Johan sudah bersandar lemah. Nafasnya sudah berada diujung hidung. Matanya hanya bisa membuka dan menutup lemah. Tidak sadarkan diri, Johan sekarat. Dalam luka dan sakitnya, ribuan lalat terus menutupi tubuhnya yang tidak bergerak sama sekali. Beberapa lalat bahkan masuk ke dalam mulut dan hidungynya. Mati rasa, Johan hanya bisa melenguh serupa sapi.
Lenguhan Johan bahkan nyaris tidak bisa didengar Mariam. Begitu lemah, begitu sekarat Johan dalam kesakitan. Begitu membangkai Johan dalam kepedihan.Â
'Anakku…anakku…Ema istriku…Maafkan ayah' Johan sadar dalam sekaratnya. Hatinya menangis sedih saat ribuan wajah anak-anak cerianya melintasi fikirnya yang semakin gelap.
'Maafkan ayah, kaka Fitra. Maafkan ayah, ade Linda. Maafkan aku istriku. Sudah banyak kebusukan yang ayah sembunyikan untuk kalian.Inilah balasannya. Ayah tahu. Ayah minta maaf…' beriring pula rintihan lemah, Johan mati dengan ribuan lalat mendekap jasadnya. Bukan orang-orang tercinta yang membekapnya. Malah kebusukannya sendiri.
 "Johan? Johan?? Kau mati atau masih hidup? Johan!" sekuat suaranya Mariam memanggil Johan.
Ribuan lalat mengiringi Johan dengan kebusukannya ke kematian. Walau sisi manusia Johan masih bisa meminta maaf atas perilakunya, namun semua terlambat.
 * * *
 "Target H sudah terlihat bu W.? Segera disergap?" Nik berkata perlahan di HP-nya.
"Tunggu instruksi Nik. Jangan tergesa dan ceroboh! Masih ada pegawainya di belakang." ucap W. tegas.
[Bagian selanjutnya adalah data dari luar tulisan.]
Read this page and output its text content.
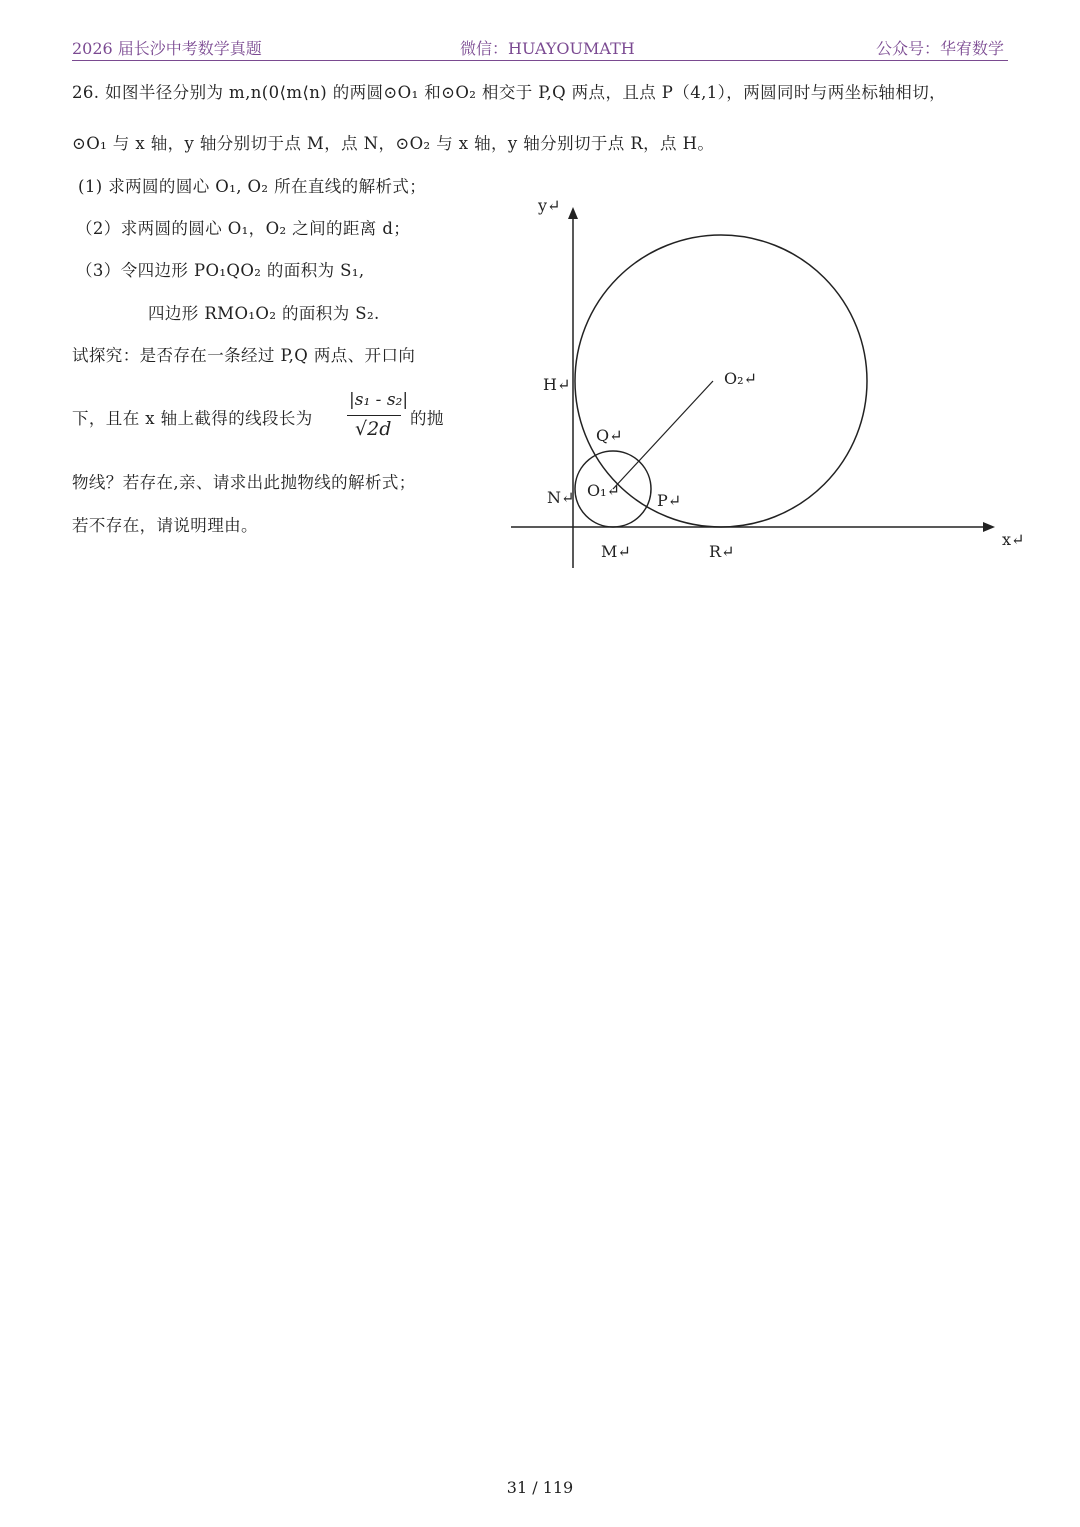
2026 届长沙中考数学真题	微信：HUAYOUMATH	公众号：华宥数学
26. 如图半径分别为 m,n(0⟨m⟨n) 的两圆⊙O₁ 和⊙O₂ 相交于 P,Q 两点，且点 P（4,1），两圆同时与两坐标轴相切，
⊙O₁ 与 x 轴，y 轴分别切于点 M，点 N，⊙O₂ 与 x 轴，y 轴分别切于点 R，点 H。
(1) 求两圆的圆心 O₁, O₂ 所在直线的解析式；
（2）求两圆的圆心 O₁，O₂ 之间的距离 d；
（3）令四边形 PO₁QO₂ 的面积为 S₁,
四边形 RMO₁O₂ 的面积为 S₂.
试探究：是否存在一条经过 P,Q 两点、开口向
下，且在 x 轴上截得的线段长为
|s₁ - s₂|
√2d 的抛
物线？若存在,亲、请求出此抛物线的解析式；
若不存在，请说明理由。
y↵
x↵
H↵	O₂↵
Q↵
N↵ O₁↵
P↵
M↵	R↵
31 / 119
Target H atau Hendra adalah pejabat pemerintah terkemuka di kota. Sepak terjangnya sebagai pejabat guna membantu dan membangun rumah sakit kota tidak bisa dipungkiri. Walau usahanya lebih banyak korupsi sana-sini. Mungkin isi rumahnya Hendra lebih mewah dari rumah sakit kota.
"Bergerak sekarang Nik!" perintah W. di telepon.